For me, there’s one Christmas memory that comes home to roost before the others. It’s triggered by the first Christmas song I hear each year. Unlike many of my seasonal memory movies, this one is crystal clear. I suppose that’s because of its uniqueness and lasting impact on my life. 

The Christmas of 1980 was my first to celebrate in a radio studio. I had been hired mid-November to do midnight to 6 a.m. Friday and Saturday nights. I wasn’t good. Just good enough to be trusted to keep the station on the air. Automation systems did exist then, but they weren’t as good as the computer automation we have today. 

Christmas rolled around and low-rung-on-the-corporate-ladder (me) was allowed to come out of the graveyard. Two reasons  led to this, neither had anything to do with my talent, of which I had little. Gimme a break, I was only 17. Reason one: the regular folks wanted to be with their families. Reason two: we were playing a special Christmas show called “Tis the Season”. It was on 12 vinyl records. So no talking. Don’t even think of opening the mic. Just play the program and insert the commercials between segments, cue to the next track and repeat the process until someone comes to relieve you. I worked Christmas morning from 6 a.m. until 10 a.m.  Being a Christmas music freak, getting paid to play it was a real gift.

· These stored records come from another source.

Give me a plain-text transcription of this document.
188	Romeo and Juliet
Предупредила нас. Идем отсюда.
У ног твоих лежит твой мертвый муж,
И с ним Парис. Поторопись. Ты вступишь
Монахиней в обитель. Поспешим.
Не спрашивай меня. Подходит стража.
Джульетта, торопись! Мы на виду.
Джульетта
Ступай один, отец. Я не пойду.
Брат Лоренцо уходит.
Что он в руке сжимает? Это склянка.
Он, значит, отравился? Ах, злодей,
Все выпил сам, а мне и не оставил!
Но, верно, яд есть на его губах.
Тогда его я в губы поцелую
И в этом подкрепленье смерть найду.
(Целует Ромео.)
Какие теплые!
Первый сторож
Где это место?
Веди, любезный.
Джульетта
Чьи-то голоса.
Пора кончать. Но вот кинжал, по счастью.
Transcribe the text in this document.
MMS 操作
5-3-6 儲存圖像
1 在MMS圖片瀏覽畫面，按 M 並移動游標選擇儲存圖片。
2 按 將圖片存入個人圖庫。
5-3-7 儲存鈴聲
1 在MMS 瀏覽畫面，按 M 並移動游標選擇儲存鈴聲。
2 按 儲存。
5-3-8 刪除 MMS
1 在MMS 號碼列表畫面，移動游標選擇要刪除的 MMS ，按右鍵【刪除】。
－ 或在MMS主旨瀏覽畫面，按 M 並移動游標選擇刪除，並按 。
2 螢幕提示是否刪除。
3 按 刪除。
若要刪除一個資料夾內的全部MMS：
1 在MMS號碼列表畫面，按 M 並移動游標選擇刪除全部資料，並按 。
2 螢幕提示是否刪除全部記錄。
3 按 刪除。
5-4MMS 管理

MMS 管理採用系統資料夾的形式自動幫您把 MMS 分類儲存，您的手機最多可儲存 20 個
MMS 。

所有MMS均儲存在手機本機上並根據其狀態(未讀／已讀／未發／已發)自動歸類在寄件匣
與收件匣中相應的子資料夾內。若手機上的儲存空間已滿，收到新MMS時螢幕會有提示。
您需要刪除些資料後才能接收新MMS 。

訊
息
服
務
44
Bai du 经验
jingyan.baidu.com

The single lamp in the studio with the overhead lights off cast a warm light. The VU meters were backlit with the same warm glow. Watching the needles bounce to some of my favorite songs of the season is a memory that will never leave me. 

That was just the first of many holiday celebrations spent in a radio studio playing that same program. We ran it for decades. While I didn’t have any speaking parts in that Christmas pageant, I did get to talk to listeners on the phone. Folks would call in just to wish the “radio guy” a Merry Christmas and maybe ask the time or temperature. There weren’t many calls, but enough to make those shifts special and show me that radio touches people the way it did–and still does–me.  Eventually, the discs were showing wear and we were moving away from music on turntables. So one of our overnight guys (not me) transferred it to tape. Certainly made playback easier! 

As the years went by, I would work different shifts. Sometimes Christmas Eve. Sometimes Christmas morning or later that day. I enjoyed those shifts as much as celebrating with my family. The longer I have worked at WDUN, the fewer Christmas days were spent on the air. New folks came along allowing Kate and I to make special Christmas memories with and for our family

Still, when the season arrives and I hear that first Christmas song, the first memory to migrate home and roost in my mind is that corny jingle from that long forgotten show and how this bumbling broadcast career got started.

 

Then I know, tis the season! Tis the season indeed.